Interrogo Ergo Cogito

My recent trip to Nepal (March 2013) opened a Pandora’s box of questions. One question in particular got so deeply trapped in my mind that even though I have since found quite satisfactory answer to this question, or at least I believe I have, it got rooted in the back of my mind and just won’t let go off me.

How does a man get out of there? How does a man move on?

It all started on March 21 somewhere, perhaps on 100th kilometer of a 170 km long landslide-prone hilly Kathmandu-Pokhara highway.

With a bumper to bumper heavy vehicle traffic (97% buses and lorries) only few inches off some 500 m  long drop and spiced up with sparely guard-railed curves with Trishuli river more suitable for rafting than baby swim magisticaly raging underneath, hanging bridges, pedestrians, goats, kids in snow white uniforms waiting for school bus, water hydrants activities (morning grooming, laundry, dishes) and so much more made this barely 6-7 hour (there were no accidents ahead of us) express bus ride rather memorable. One could say.

The journey back was even more special. But it wasn’t the driving in the rain on the drop-side of the road that requires nerves of steel, margins on one’s side and lots of luck, which sadly not all of the lorry drivers had, that ‘made the trip’. I knew what was coming (not the rain) and I was prepared. It was something entirely different …..

Of course all those real adrenaline freaks on their suicide mission along old Yungas Road may somewhat disagree with me with regard to ‘on-the-scale’ danger of Kathmandu-Pokhara highway.
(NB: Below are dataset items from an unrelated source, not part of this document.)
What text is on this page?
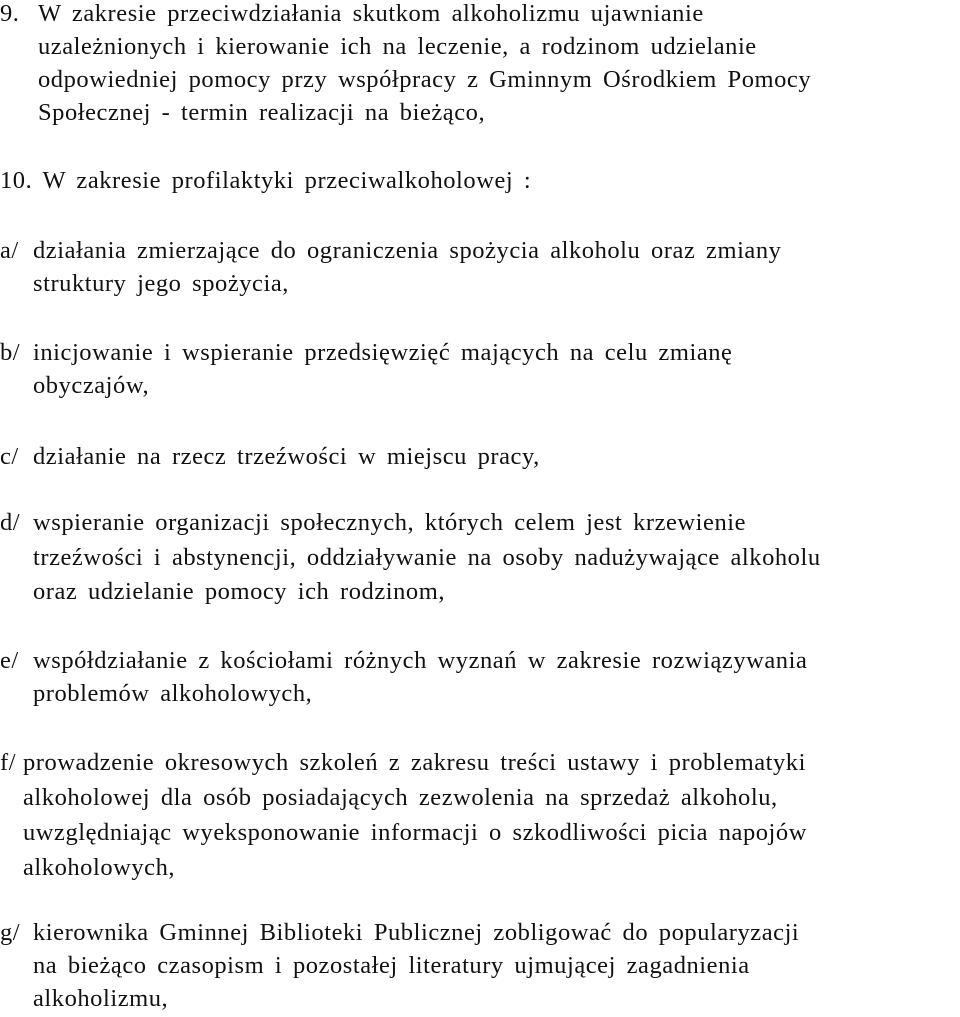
9. W zakresie przeciwdziałania skutkom alkoholizmu ujawnianie
uzależnionych i kierowanie ich na leczenie, a rodzinom udzielanie
odpowiedniej pomocy przy współpracy z Gminnym Ośrodkiem Pomocy
Społecznej - termin realizacji na bieżąco,
10. W zakresie profilaktyki przeciwalkoholowej :
a/ działania zmierzające do ograniczenia spożycia alkoholu oraz zmiany
struktury jego spożycia,
b/ inicjowanie i wspieranie przedsięwzięć mających na celu zmianę
obyczajów,
c/ działanie na rzecz trzeźwości w miejscu pracy,
d/ wspieranie organizacji społecznych, których celem jest krzewienie
trzeźwości i abstynencji, oddziaływanie na osoby nadużywające alkoholu
oraz udzielanie pomocy ich rodzinom,
e/ współdziałanie z kościołami różnych wyznań w zakresie rozwiązywania
problemów alkoholowych,
f/ prowadzenie okresowych szkoleń z zakresu treści ustawy i problematyki
alkoholowej dla osób posiadających zezwolenia na sprzedaż alkoholu,
uwzględniając wyeksponowanie informacji o szkodliwości picia napojów
alkoholowych,
g/ kierownika Gminnej Biblioteki Publicznej zobligować do popularyzacji
na bieżąco czasopism i pozostałej literatury ujmującej zagadnienia
alkoholizmu,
I will not argue with them. What makes this highway so special, however, is its inhabitants.

How can anyone live in this most inhospitable of environments let alone bring up a family? Yet the road is heavily populated. For countless families this road is not only home but also a workplace. The only source of income. People live on the road and off the road selling refreshments and souvenirs to travelers.
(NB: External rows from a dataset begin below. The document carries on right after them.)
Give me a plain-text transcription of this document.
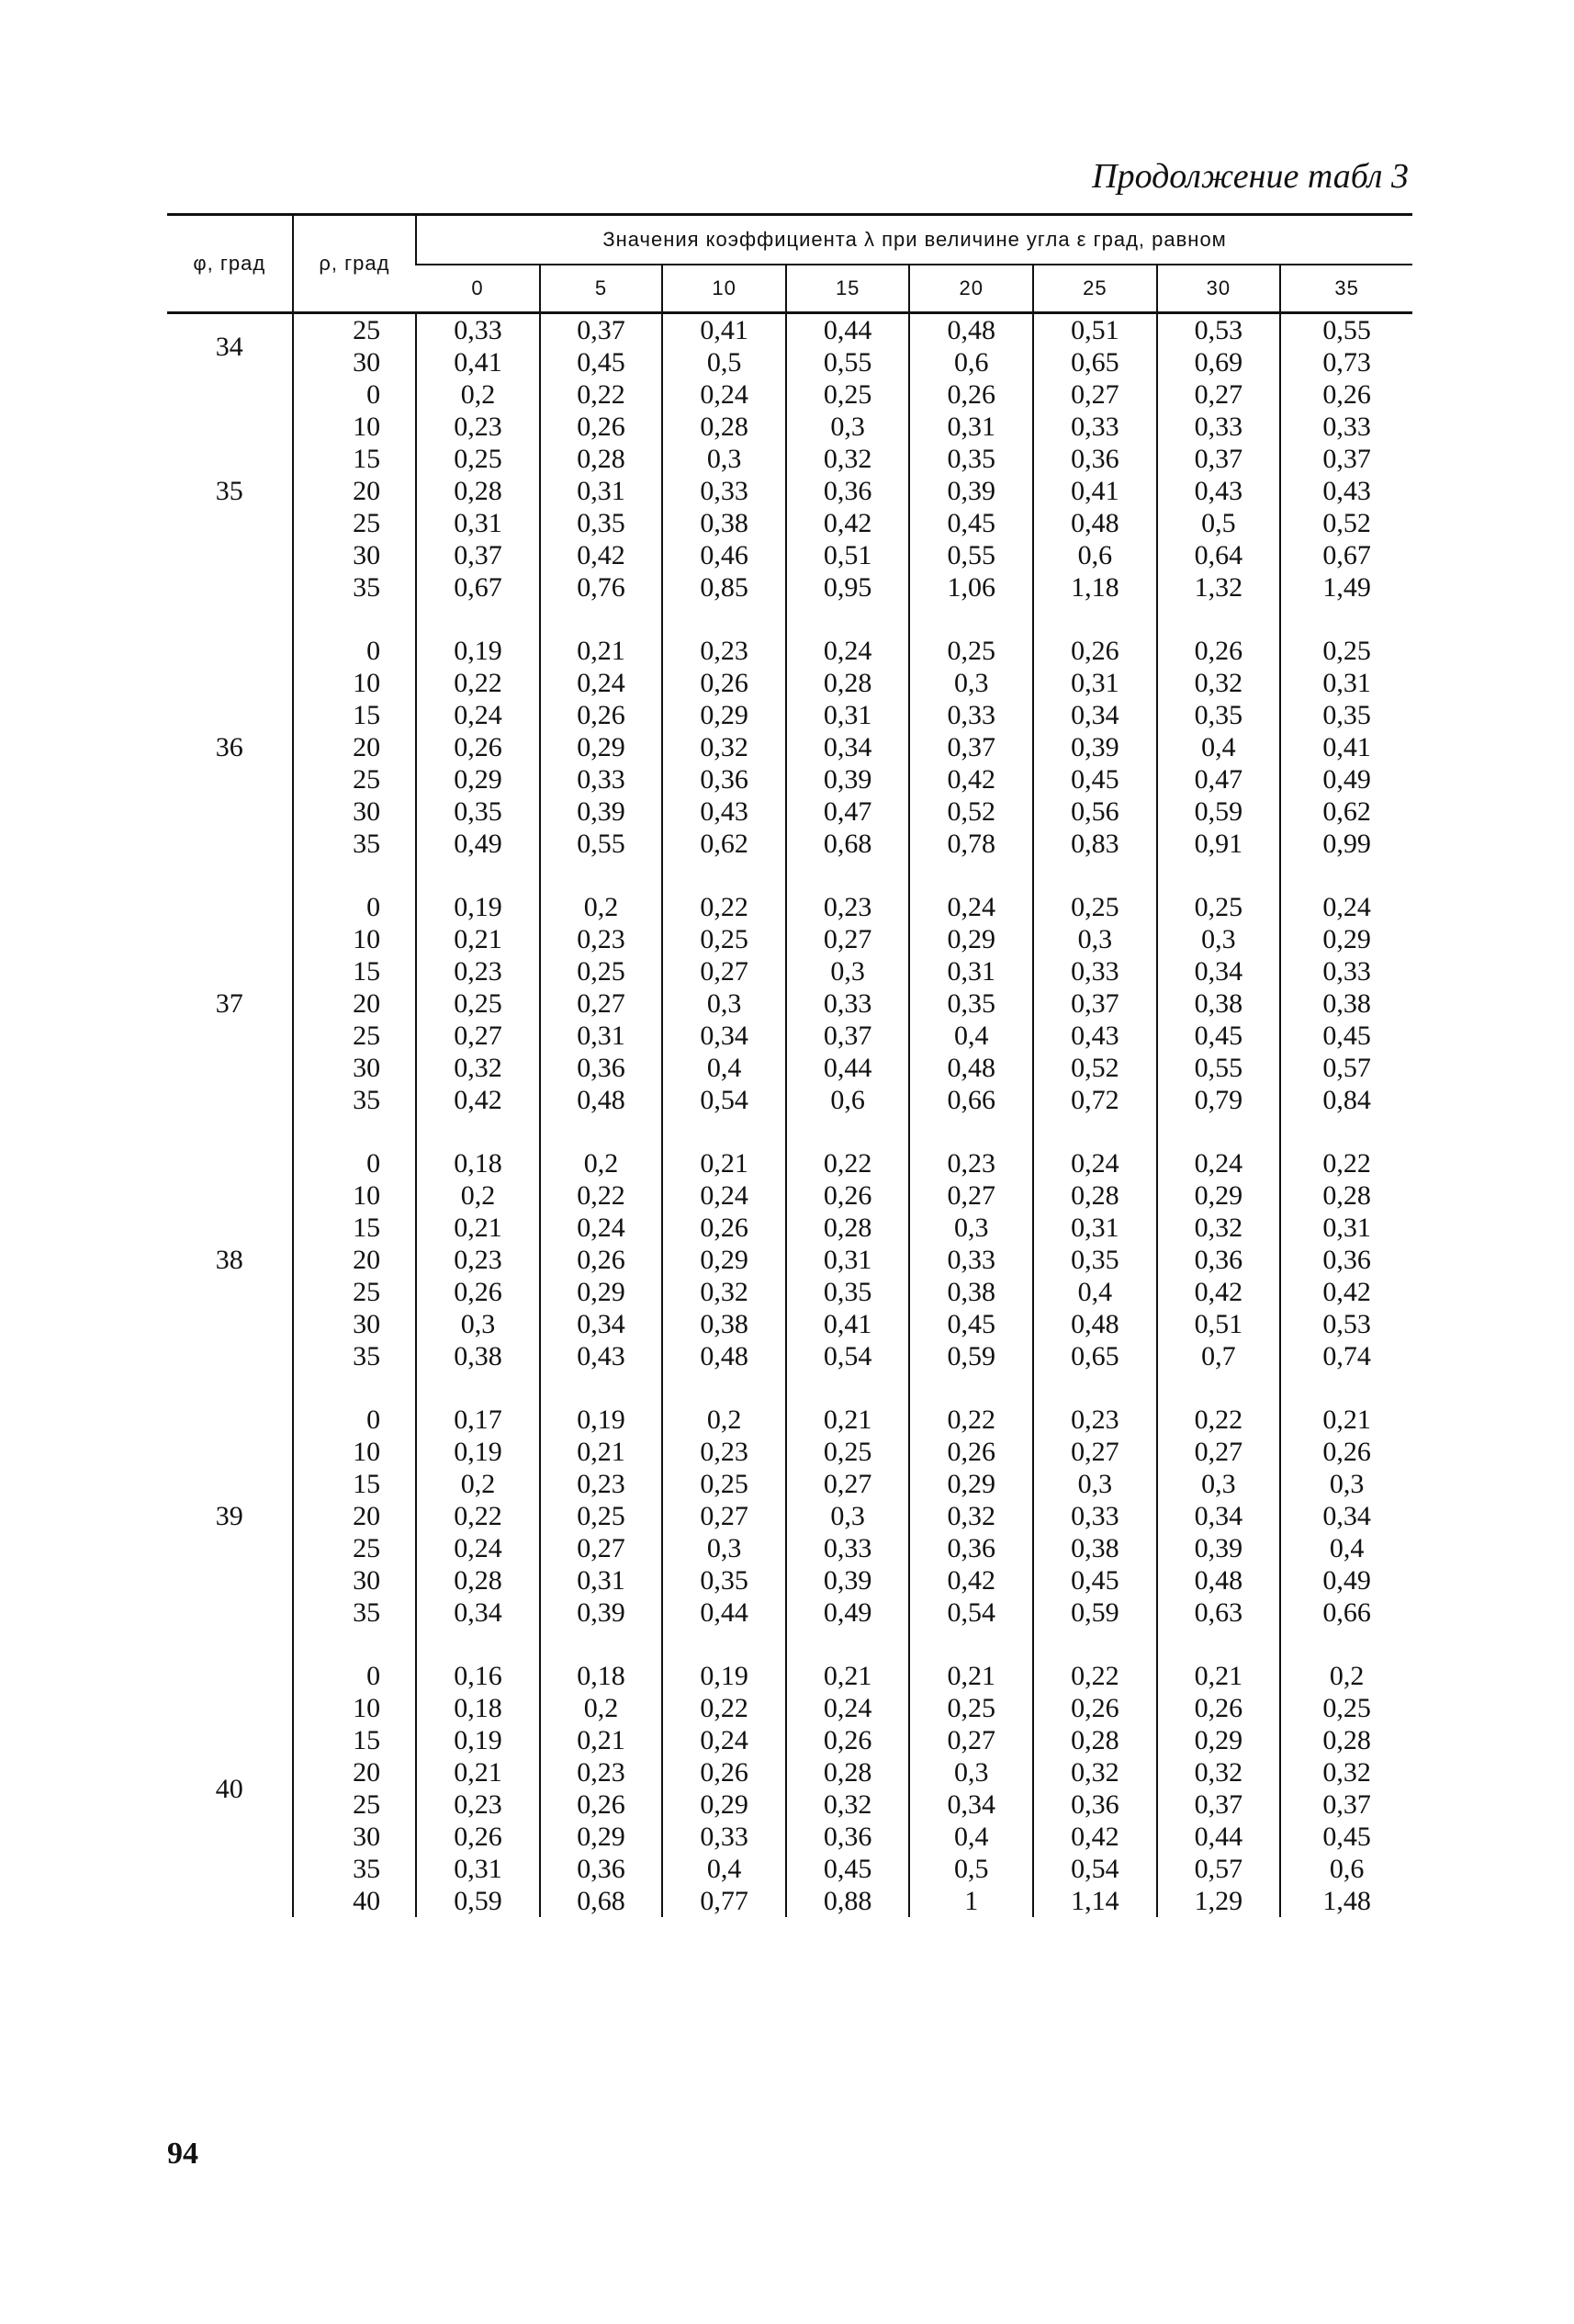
Продолжение табл 3
φ, град	ρ, град	Значения коэффициента λ при величине угла ε град, равном							
		0	5	10	15	20	25	30	35
34	25	0,33	0,37	0,41	0,44	0,48	0,51	0,53	0,55
	30	0,41	0,45	0,5	0,55	0,6	0,65	0,69	0,73
35	0	0,2	0,22	0,24	0,25	0,26	0,27	0,27	0,26
	10	0,23	0,26	0,28	0,3	0,31	0,33	0,33	0,33
	15	0,25	0,28	0,3	0,32	0,35	0,36	0,37	0,37
	20	0,28	0,31	0,33	0,36	0,39	0,41	0,43	0,43
	25	0,31	0,35	0,38	0,42	0,45	0,48	0,5	0,52
	30	0,37	0,42	0,46	0,51	0,55	0,6	0,64	0,67
	35	0,67	0,76	0,85	0,95	1,06	1,18	1,32	1,49

36	0	0,19	0,21	0,23	0,24	0,25	0,26	0,26	0,25
	10	0,22	0,24	0,26	0,28	0,3	0,31	0,32	0,31
	15	0,24	0,26	0,29	0,31	0,33	0,34	0,35	0,35
	20	0,26	0,29	0,32	0,34	0,37	0,39	0,4	0,41
	25	0,29	0,33	0,36	0,39	0,42	0,45	0,47	0,49
	30	0,35	0,39	0,43	0,47	0,52	0,56	0,59	0,62
	35	0,49	0,55	0,62	0,68	0,78	0,83	0,91	0,99

37	0	0,19	0,2	0,22	0,23	0,24	0,25	0,25	0,24
	10	0,21	0,23	0,25	0,27	0,29	0,3	0,3	0,29
	15	0,23	0,25	0,27	0,3	0,31	0,33	0,34	0,33
	20	0,25	0,27	0,3	0,33	0,35	0,37	0,38	0,38
	25	0,27	0,31	0,34	0,37	0,4	0,43	0,45	0,45
	30	0,32	0,36	0,4	0,44	0,48	0,52	0,55	0,57
	35	0,42	0,48	0,54	0,6	0,66	0,72	0,79	0,84

38	0	0,18	0,2	0,21	0,22	0,23	0,24	0,24	0,22
	10	0,2	0,22	0,24	0,26	0,27	0,28	0,29	0,28
	15	0,21	0,24	0,26	0,28	0,3	0,31	0,32	0,31
	20	0,23	0,26	0,29	0,31	0,33	0,35	0,36	0,36
	25	0,26	0,29	0,32	0,35	0,38	0,4	0,42	0,42
	30	0,3	0,34	0,38	0,41	0,45	0,48	0,51	0,53
	35	0,38	0,43	0,48	0,54	0,59	0,65	0,7	0,74

39	0	0,17	0,19	0,2	0,21	0,22	0,23	0,22	0,21
	10	0,19	0,21	0,23	0,25	0,26	0,27	0,27	0,26
	15	0,2	0,23	0,25	0,27	0,29	0,3	0,3	0,3
	20	0,22	0,25	0,27	0,3	0,32	0,33	0,34	0,34
	25	0,24	0,27	0,3	0,33	0,36	0,38	0,39	0,4
	30	0,28	0,31	0,35	0,39	0,42	0,45	0,48	0,49
	35	0,34	0,39	0,44	0,49	0,54	0,59	0,63	0,66

40	0	0,16	0,18	0,19	0,21	0,21	0,22	0,21	0,2
	10	0,18	0,2	0,22	0,24	0,25	0,26	0,26	0,25
	15	0,19	0,21	0,24	0,26	0,27	0,28	0,29	0,28
	20	0,21	0,23	0,26	0,28	0,3	0,32	0,32	0,32
	25	0,23	0,26	0,29	0,32	0,34	0,36	0,37	0,37
	30	0,26	0,29	0,33	0,36	0,4	0,42	0,44	0,45
	35	0,31	0,36	0,4	0,45	0,5	0,54	0,57	0,6
	40	0,59	0,68	0,77	0,88	1	1,14	1,29	1,48
94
The smallest stretch of land is inhabited. On few inches of land, some not larger than IKEA wardrobe, with a 500 m drop on one side and bumper to bumper traffic on other side small children are playing, most of them unsupervised. Every centimeter, every millimeter of land is somebody’s home. Majority of homes have no roof and/or walls. People and animals, mostly goats, live all together.

Even no-flat-land land is occupied. A nest built off the drop is then a home. Maybe 2 square meter platform with neither roof nor walls wrapped in a wire net protecting the inhabitants from falling. No furniture, no goats, no water hydrant. Lovely view and a couple of birds at pray flying above.

Then I saw some 6-7 people sitting in there. Like animals in the cage staring apathetically into nowhere. It was in this second, then and there, that everything went numb and my brain froze. I desperately needed an answer to one question.

This is the picture. And this is the question.

How does a man get out of there?

Understandably I found that picture very disturbing. The vision of humans living this way was pretty shocking and triggered all sort of existential questions that I began to ask myself. Is it a culture shock? Perhaps it is a natural way of life that the western world forgot about? Perhaps these people lived like that all their lives and don’t know any different? Or perhaps it is the fruit of poverty? What are their dreams? A goat? Water hydrant? Couple of brick walls on flat land? Or do they dream of something else? Big dreams? If so, what do they need to do to pursue the dream and get out of that cage?

The ‘epiphany’ wasn’t much of a scientific breakthrough, not even much of a philosophical discovery but rather basic and elementary ‘phenomena’ …. one needs to be curious to move forward. Yes, I rediscovered the wheel.

This ‘enlightening realization’ struck me while naively envisioning a young boy lying on that platform in the middle of the night watching beautifully sparkling stars above him wondering what they were. So he watched them the next night and the next. The more he observed them the more he wondered … until the day he he could no longer keep his curiosity to himself and asked a question. Then another question, and another.

Slowly, slowly he was educating himself. Then one day ……

That must be it. One must be curious and ask questions to get anywhere.

Observation, curiosity, questions Problem solved.

Or is it? Thanks to this experience I myself came to realization the turning point in human evolution must have been ‘the first question’ asked by our ancestors. Consequently I asked myself (courtesy Google) ‘who asked the first question’ … and found this …

http://www.polyphony.ge/uploads/whoaskthefirst.pdf

Part I and II is not really suitable for an average man. Part III, however, is a must read. Most interesting.

“Interrogo Ergo Cogito” – “I ask questions, therefore I think” (“A question without curiosity cannot exist, although curiosity without a question is widespread among higher animals.”)

… and then they lived happily ever after.